Altre coppie si distruggono, decidendo di diventare macerie in cui però, poi, uno diventa pala per l’altro e con questa pala, a turno, ci si aiuta sfruttando quel mucchietto di macerie che sarà riconvertito in sabbia, cemento per nuovi mattoni con cui costruire un nuovo e saldo edificio.
Ci sono poi le coppie che si dicono addio; quelle in cui non c’è materiale, pala, colla o altro che possa aiutare a tenere insieme un edificio che non è mai esistito, se non nella fantasia di uno dei due (o entrambi).
Cos’è che tiene insieme le coppie, allora.. o meglio.. cosa potrebbe tenere insieme una coppia (no, non è una domanda a cui pretendo di dare una risposta, ma un riflessione che spesso facciamo in studio, tra colleghi dopo che abbiamo visto una coppia e ultimamente, ne vediamo sempre più…).
Cos’è la storia di una coppia? Chiedere ad una coppia di raccontare la sua storia, è qualcosa di troppo romantico/romanzato? Possibile, ma l’amore porta ab origine il marchio del romanzo… il romanzo di quella che “dovrebbe” essere la storia della coppia e -pertanto – la storia familiare dei partecipanti in gioco (famiglia d’origine e futura famiglia costruita sulla base di tutta una serie di narrazioni che si incroceranno, lungo il cammino).
Come in ogni storia ci sono gli antagonisti, i protagonisti, le difficoltà, le stagioni, le peripezie e le varie pozioni da poter utilizzare. C’è il coraggio, il cavaliere (nero o bianco), il principe o una principessa che si riscoprono poi non così affini come la narrazione vuole.
C’è la resilienza, il comprendere che la storia che -non- abbiamo scritto ci modifica, ci fa resistere e trasformare diventando linfa per una nuova pianta che ha gettato una piccola talea altrove, pronta a germogliare in una nuova primavera.
C’è la speranza, la sorpresa di scoprirsi diversi, di capire che la storia che stavamo scrivendo ha un lieto fine che però, non ci appartiene.
C’è la delusione per rendersi conto che si stava combattendo da soli, come Don Chisciotte e che i mulini a vento erano solo sfide personali.. e come il cavaliere furioso, occorre dirigerci sulla luna per recuperare il senno.
C’è lo sconforto. C’è la paura.
C’è una piccola luce in lontananza: luce di speranza e passione. Luce che puoi decidere di spegnere definitivamente o di rimpinguare gettando legna inizialmente un pò a caso, per vedere che succede poi in maniera sempre più forte e vigorosa.
Ci saranno incendi. Vampate di calore incessante e forte.
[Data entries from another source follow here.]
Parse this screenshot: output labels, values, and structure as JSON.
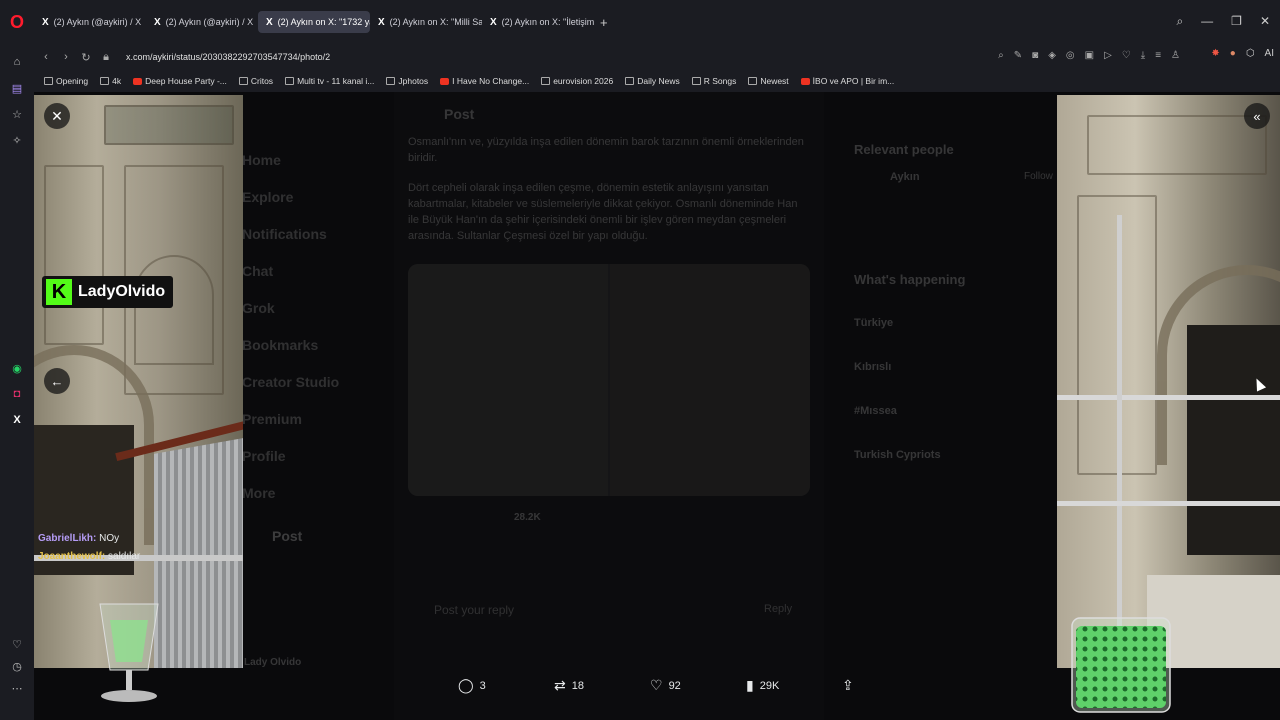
{
  "browser": {
    "tabs": [
      {
        "label": "(2) Aykın (@aykiri) / X",
        "active": false
      },
      {
        "label": "(2) Aykın (@aykiri) / X",
        "active": false
      },
      {
        "label": "(2) Aykın on X: \"1732 yap",
        "active": true
      },
      {
        "label": "(2) Aykın on X: \"Milli Savu",
        "active": false
      },
      {
        "label": "(2) Aykın on X: \"İletişim Ba",
        "active": false
      }
    ],
    "new_tab_label": "+",
    "url": "x.com/aykiri/status/2030382292703547734/photo/2",
    "ai_label": "AI",
    "bookmarks": [
      {
        "label": "Opening",
        "icon": "folder"
      },
      {
        "label": "4k",
        "icon": "folder"
      },
      {
        "label": "Deep House Party -...",
        "icon": "youtube"
      },
      {
        "label": "Critos",
        "icon": "folder"
      },
      {
        "label": "Multi tv - 11 kanal i...",
        "icon": "site"
      },
      {
        "label": "Jphotos",
        "icon": "site"
      },
      {
        "label": "I Have No Change...",
        "icon": "youtube"
      },
      {
        "label": "eurovision 2026",
        "icon": "folder"
      },
      {
        "label": "Daily News",
        "icon": "folder"
      },
      {
        "label": "R Songs",
        "icon": "folder"
      },
      {
        "label": "Newest",
        "icon": "folder"
      },
      {
        "label": "İBO ve APO | Bir im...",
        "icon": "youtube"
      }
    ]
  },
  "background_post": {
    "header": "Post",
    "nav": [
      "Home",
      "Explore",
      "Notifications",
      "Chat",
      "Grok",
      "Bookmarks",
      "Creator Studio",
      "Premium",
      "Profile",
      "More"
    ],
    "post_button": "Post",
    "paragraph_1": "Osmanlı'nın ve, yüzyılda inşa edilen dönemin barok tarzının önemli örneklerinden biridir.",
    "paragraph_2": "Dört cepheli olarak inşa edilen çeşme, dönemin estetik anlayışını yansıtan kabartmalar, kitabeler ve süslemeleriyle dikkat çekiyor. Osmanlı döneminde Han ile Büyük Han'ın da şehir içerisindeki önemli bir işlev gören meydan çeşmeleri arasında. Sultanlar Çeşmesi özel bir yapı olduğu.",
    "views": "28.2K",
    "reply_placeholder": "Post your reply",
    "reply_button": "Reply",
    "account_name": "Lady Olvido",
    "right_panel": {
      "relevant_title": "Relevant people",
      "person_name": "Aykın",
      "follow_label": "Follow",
      "happening_title": "What's happening",
      "trends": [
        "Türkiye",
        "Kıbrıslı",
        "#Mıssea",
        "Turkish Cypriots"
      ]
    }
  },
  "overlay": {
    "kick_logo": "K",
    "kick_name": "LadyOlvido",
    "chat": [
      {
        "user": "GabrielLikh:",
        "message": "NOy"
      },
      {
        "user": "Joaanthewolf:",
        "message": "saldılar"
      }
    ]
  },
  "photo_actions": {
    "replies": "3",
    "reposts": "18",
    "likes": "92",
    "views": "29K"
  },
  "colors": {
    "accent_kick": "#53fc18",
    "opera_red": "#ff1b2d",
    "chat_user1": "#b59cf5",
    "chat_user2": "#e2c04a"
  }
}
Sarà tempo per riprendere la propria storia integrando tutti i nuovi personaggi e lasciando quelli vecchi in un altro capitolo; un capitolo di cui avremo compreso la morale e che sarà chiuso.
Sarà tempo per il tempo, quello nostro, quello personale.. quello in cui non ci sarà più spazio per la persona giusta al momento sbagliato.. ma sarà il tempo per la persona e il momento giusto.